WASHINGTON - When Congressman Paul Ryan has been asked the past few years about the value of stimulus to the sagging economy and the nation's jobless, the Wisconsin Republican has dismissed it as meaningless, and dubbed it "sugar-high economics."

But that's when President Obama is pushing for the spending. When it was President George W. Bush arguing for more stimulus to boost a slow economy in the early 2000s, Ryan's economic analysis was entirely different.
"What we're trying to accomplish today with the passage of this third stimulus package is to create jobs and help the unemployed," Ryan said, in comments unearthed by MSNBC's "Up with Chris Hayes" and provided to HuffPost. "What we're trying to accomplish is to pass the kinds of legislation that when they've passed in the past have grown the economy and gotten people back to work."
Video of the comments will be aired at 8:00 a.m. Sunday on MSNBC.
"In recessions unemployment lags on well after a recovery has taken place," Ryan accurately noted in 2002.
Conservatives have routinely mocked Vice President Joe Biden for arguing that in order to reduce the deficit in the long run, the government needs to spend more now; that sentiment is lampooned in a recent pro-Republican campaign ad. But Biden's analysis -- that the government needs to juice the economy to promote growth, or else revenue will fall long term -- is one that Ryan himself articulated cogently back when the GOP was urging stimulus. Ryan called such stimulus a "constructive answer" worked out on "a bipartisan basis." Opponents of stimulus, Ryan said, ought to "drop the demagoguery."
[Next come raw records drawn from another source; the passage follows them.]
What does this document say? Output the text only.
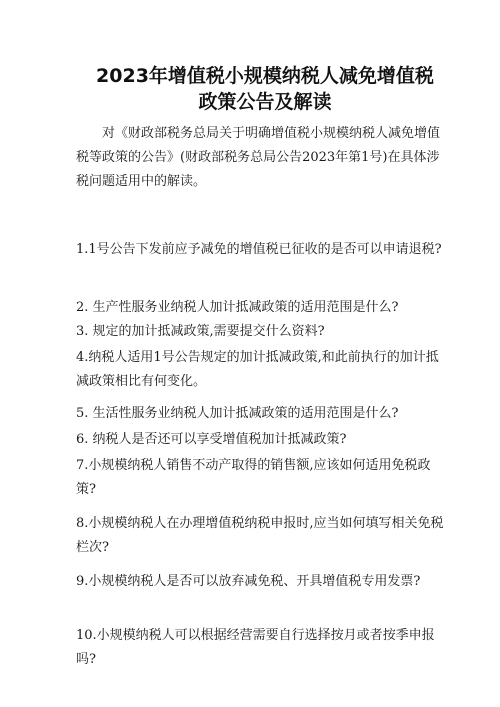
2023年增值税小规模纳税人减免增值税政策公告及解读
对《财政部税务总局关于明确增值税小规模纳税人减免增值税等政策的公告》(财政部税务总局公告2023年第1号)在具体涉税问题适用中的解读。
1.1号公告下发前应予减免的增值税已征收的是否可以申请退税?
2. 生产性服务业纳税人加计抵减政策的适用范围是什么?
3. 规定的加计抵减政策,需要提交什么资料?
4.纳税人适用1号公告规定的加计抵减政策,和此前执行的加计抵减政策相比有何变化。
5. 生活性服务业纳税人加计抵减政策的适用范围是什么?
6. 纳税人是否还可以享受增值税加计抵减政策?
7.小规模纳税人销售不动产取得的销售额,应该如何适用免税政策?
8.小规模纳税人在办理增值税纳税申报时,应当如何填写相关免税栏次?
9.小规模纳税人是否可以放弃减免税、开具增值税专用发票?
10.小规模纳税人可以根据经营需要自行选择按月或者按季申报吗?
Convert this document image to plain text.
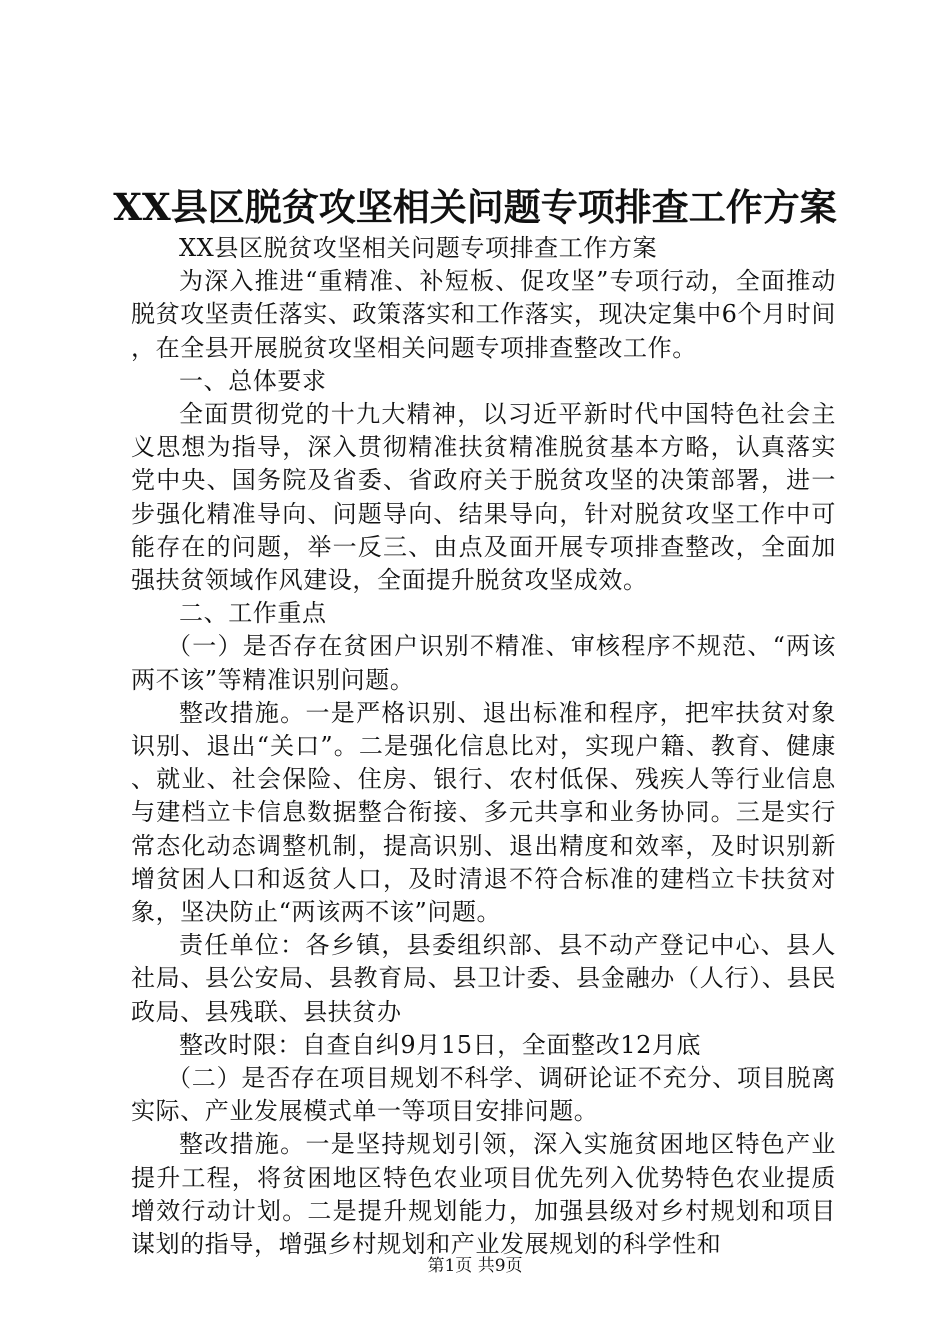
XX县区脱贫攻坚相关问题专项排查工作方案

XX县区脱贫攻坚相关问题专项排查工作方案

为深入推进“重精准、补短板、促攻坚”专项行动，全面推动脱贫攻坚责任落实、政策落实和工作落实，现决定集中6个月时间，在全县开展脱贫攻坚相关问题专项排查整改工作。

一、总体要求

全面贯彻党的十九大精神，以习近平新时代中国特色社会主义思想为指导，深入贯彻精准扶贫精准脱贫基本方略，认真落实党中央、国务院及省委、省政府关于脱贫攻坚的决策部署，进一步强化精准导向、问题导向、结果导向，针对脱贫攻坚工作中可能存在的问题，举一反三、由点及面开展专项排查整改，全面加强扶贫领域作风建设，全面提升脱贫攻坚成效。

二、工作重点

（一）是否存在贫困户识别不精准、审核程序不规范、“两该两不该”等精准识别问题。

整改措施。一是严格识别、退出标准和程序，把牢扶贫对象识别、退出“关口”。二是强化信息比对，实现户籍、教育、健康、就业、社会保险、住房、银行、农村低保、残疾人等行业信息与建档立卡信息数据整合衔接、多元共享和业务协同。三是实行常态化动态调整机制，提高识别、退出精度和效率，及时识别新增贫困人口和返贫人口，及时清退不符合标准的建档立卡扶贫对象，坚决防止“两该两不该”问题。

责任单位：各乡镇，县委组织部、县不动产登记中心、县人社局、县公安局、县教育局、县卫计委、县金融办（人行）、县民政局、县残联、县扶贫办

整改时限：自查自纠9月15日，全面整改12月底

（二）是否存在项目规划不科学、调研论证不充分、项目脱离实际、产业发展模式单一等项目安排问题。

整改措施。一是坚持规划引领，深入实施贫困地区特色产业提升工程，将贫困地区特色农业项目优先列入优势特色农业提质增效行动计划。二是提升规划能力，加强县级对乡村规划和项目谋划的指导，增强乡村规划和产业发展规划的科学性和

第1页 共9页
"We've got to get the engine of economic growth growing again because we now know, because of recession, we don't have the revenues that we wanted to, we don't have the revenues we need, to fix Medicare, to fix Social Security, to fix these issues. We've got to get Americans back to work. Then the surpluses come back, then the jobs come back. That is the constructive answer we're trying to accomplish here on, yes, a bipartisan basis. I urge members to drop the demagoguery and to pass this bill to help us work together to get the American people back to work and help those people who've lost their jobs," Ryan said.
Bush's stimulus, which included an extension of jobless benefits and resulted in checks being mailed to millions of Americans, was signed in March 2002.